A ferocious riposte to mainstream dancehall mediocrity

Dancehall is in a curious state at the moment. The shadow it casts over the pop mainstream has arguably never been longer, yet time and again the resulting music simply sinks into the “sea of poptastic blandness” described by Kevin Martin, aka The Bug, the producer for K.O.. This album, from Israeli MC Miss Red, can be understood as an antidote to that blandness, a subversion of the lumpy, indistinct dancehall tropes of Major Lazer et al into something more urgent, engaged, and invigorating. It works superbly.

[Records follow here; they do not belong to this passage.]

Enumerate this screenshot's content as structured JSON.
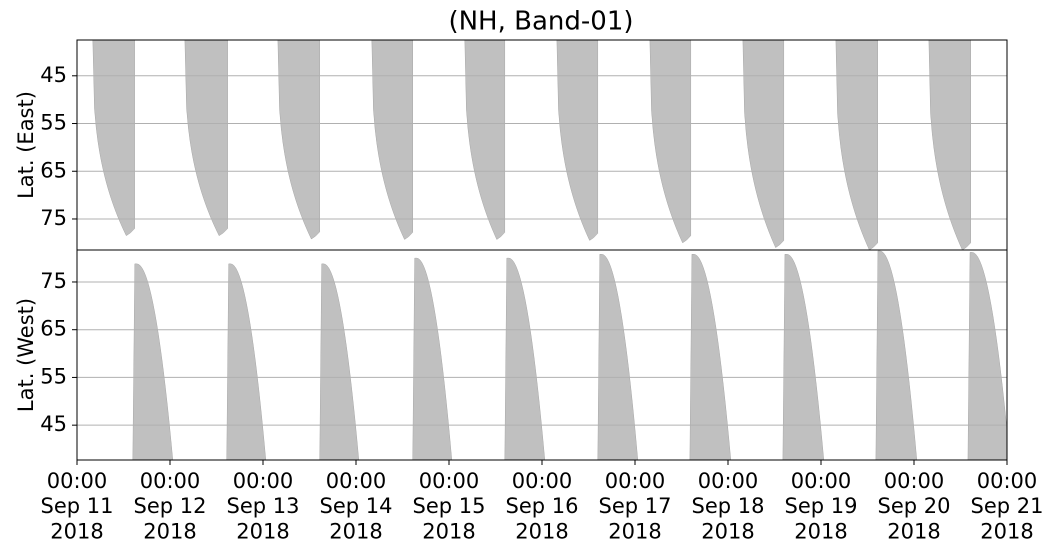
{
  "chart_data": {
    "type": "coverage",
    "title": "(NH, Band-01)",
    "color": "#c0c0c0",
    "grid": true,
    "xlim": [
      0,
      10
    ],
    "xticks": [
      {
        "value": 0,
        "label": "00:00\nSep 11\n2018"
      },
      {
        "value": 1,
        "label": "00:00\nSep 12\n2018"
      },
      {
        "value": 2,
        "label": "00:00\nSep 13\n2018"
      },
      {
        "value": 3,
        "label": "00:00\nSep 14\n2018"
      },
      {
        "value": 4,
        "label": "00:00\nSep 15\n2018"
      },
      {
        "value": 5,
        "label": "00:00\nSep 16\n2018"
      },
      {
        "value": 6,
        "label": "00:00\nSep 17\n2018"
      },
      {
        "value": 7,
        "label": "00:00\nSep 18\n2018"
      },
      {
        "value": 8,
        "label": "00:00\nSep 19\n2018"
      },
      {
        "value": 9,
        "label": "00:00\nSep 20\n2018"
      },
      {
        "value": 10,
        "label": "00:00\nSep 21\n2018"
      }
    ],
    "panels": [
      {
        "ylabel": "Lat. (East)",
        "shape": "descending",
        "ylim": [
          81.5,
          37.5
        ],
        "yticks": [
          45,
          55,
          65,
          75
        ],
        "swaths": [
          {
            "start": 0.17,
            "end": 0.62,
            "peak": 78.5
          },
          {
            "start": 1.16,
            "end": 1.62,
            "peak": 78.5
          },
          {
            "start": 2.16,
            "end": 2.61,
            "peak": 79.2
          },
          {
            "start": 3.17,
            "end": 3.61,
            "peak": 79.3
          },
          {
            "start": 4.17,
            "end": 4.6,
            "peak": 79.3
          },
          {
            "start": 5.16,
            "end": 5.6,
            "peak": 79.5
          },
          {
            "start": 6.16,
            "end": 6.6,
            "peak": 80
          },
          {
            "start": 7.16,
            "end": 7.6,
            "peak": 81
          },
          {
            "start": 8.16,
            "end": 8.61,
            "peak": 81.5
          },
          {
            "start": 9.16,
            "end": 9.61,
            "peak": 81.5
          }
        ]
      },
      {
        "ylabel": "Lat. (West)",
        "shape": "ascending",
        "ylim": [
          37.7,
          81.7
        ],
        "yticks": [
          45,
          55,
          65,
          75
        ],
        "swaths": [
          {
            "start": 0.6,
            "end": 1.03,
            "peak": 78.8
          },
          {
            "start": 1.61,
            "end": 2.03,
            "peak": 78.8
          },
          {
            "start": 2.61,
            "end": 3.03,
            "peak": 78.8
          },
          {
            "start": 3.61,
            "end": 4.03,
            "peak": 80
          },
          {
            "start": 4.6,
            "end": 5.03,
            "peak": 80
          },
          {
            "start": 5.6,
            "end": 6.03,
            "peak": 80.8
          },
          {
            "start": 6.59,
            "end": 7.03,
            "peak": 80.8
          },
          {
            "start": 7.59,
            "end": 8.03,
            "peak": 80.8
          },
          {
            "start": 8.59,
            "end": 9.03,
            "peak": 81.5
          },
          {
            "start": 9.58,
            "end": 10.03,
            "peak": 81.2
          }
        ]
      }
    ]
  }
}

Miss Red, aka Sharon Stern, is an astonishing vocal presence. Her flow is dextrous and fiery, brilliantly confrontational. She’s highly literate in her genre, nodding to familiar dancehall inflections while making no bones about her status as a white female Israeli. Born to Polish and Israeli-Moroccan parents in xxx, her self-awareness and personal experience of conflict drive her words throughout K.O.. The righteous fury that permeates each track is rooted in very real issues.

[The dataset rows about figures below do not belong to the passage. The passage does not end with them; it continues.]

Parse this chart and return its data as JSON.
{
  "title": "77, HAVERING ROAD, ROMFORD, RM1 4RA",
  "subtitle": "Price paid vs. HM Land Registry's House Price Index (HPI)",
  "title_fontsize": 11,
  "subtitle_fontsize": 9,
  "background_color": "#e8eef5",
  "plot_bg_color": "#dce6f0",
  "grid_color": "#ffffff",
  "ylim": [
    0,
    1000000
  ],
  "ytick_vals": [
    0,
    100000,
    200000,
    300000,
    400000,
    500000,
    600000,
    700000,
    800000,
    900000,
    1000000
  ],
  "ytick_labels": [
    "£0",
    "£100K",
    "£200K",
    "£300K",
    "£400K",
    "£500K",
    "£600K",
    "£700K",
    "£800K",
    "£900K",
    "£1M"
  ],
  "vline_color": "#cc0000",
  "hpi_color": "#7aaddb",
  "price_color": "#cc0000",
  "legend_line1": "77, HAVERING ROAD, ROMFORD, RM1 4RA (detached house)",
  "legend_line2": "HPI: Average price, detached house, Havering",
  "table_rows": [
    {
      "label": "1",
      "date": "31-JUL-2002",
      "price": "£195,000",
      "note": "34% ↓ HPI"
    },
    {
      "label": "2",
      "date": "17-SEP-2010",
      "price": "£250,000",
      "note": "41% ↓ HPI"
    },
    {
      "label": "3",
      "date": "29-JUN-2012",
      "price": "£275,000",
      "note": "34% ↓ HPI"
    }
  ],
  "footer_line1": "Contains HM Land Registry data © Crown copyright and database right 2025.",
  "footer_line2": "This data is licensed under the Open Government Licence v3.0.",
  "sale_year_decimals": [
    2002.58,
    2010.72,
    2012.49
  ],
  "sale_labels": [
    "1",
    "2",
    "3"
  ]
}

Although this is unquestionably Stern’s album, The Bug’s production deserves a nod. It is rich, fibrous stuff, each gloopy bassline and lumbering beat expertly placed and carefully textured. The murk of his recent Burial collaborations as Flame 1 is given new life here, strongarmed out of ambient stasis (that’s not, necessarily, a criticism) into muscular energy. Tracks like ‘One Shot Killer’ and ‘Money Machine’ stomp along, all pounding rhythms and gale-force subs. Combined with Stern’s show-stealing vocal, it is goosebump-inducing.

The Bug has spoken of his and Stern’s desire to “mirror these fucked-up times with a fucked-up soundtrack.” K.O. achieves that aim in exhilarating style; by tackling the mediocrity of a chart-topping genre head-on and infusing every track with genuine polemical anger, Miss Red and The Bug have created a record that is as thrilling as it is timely.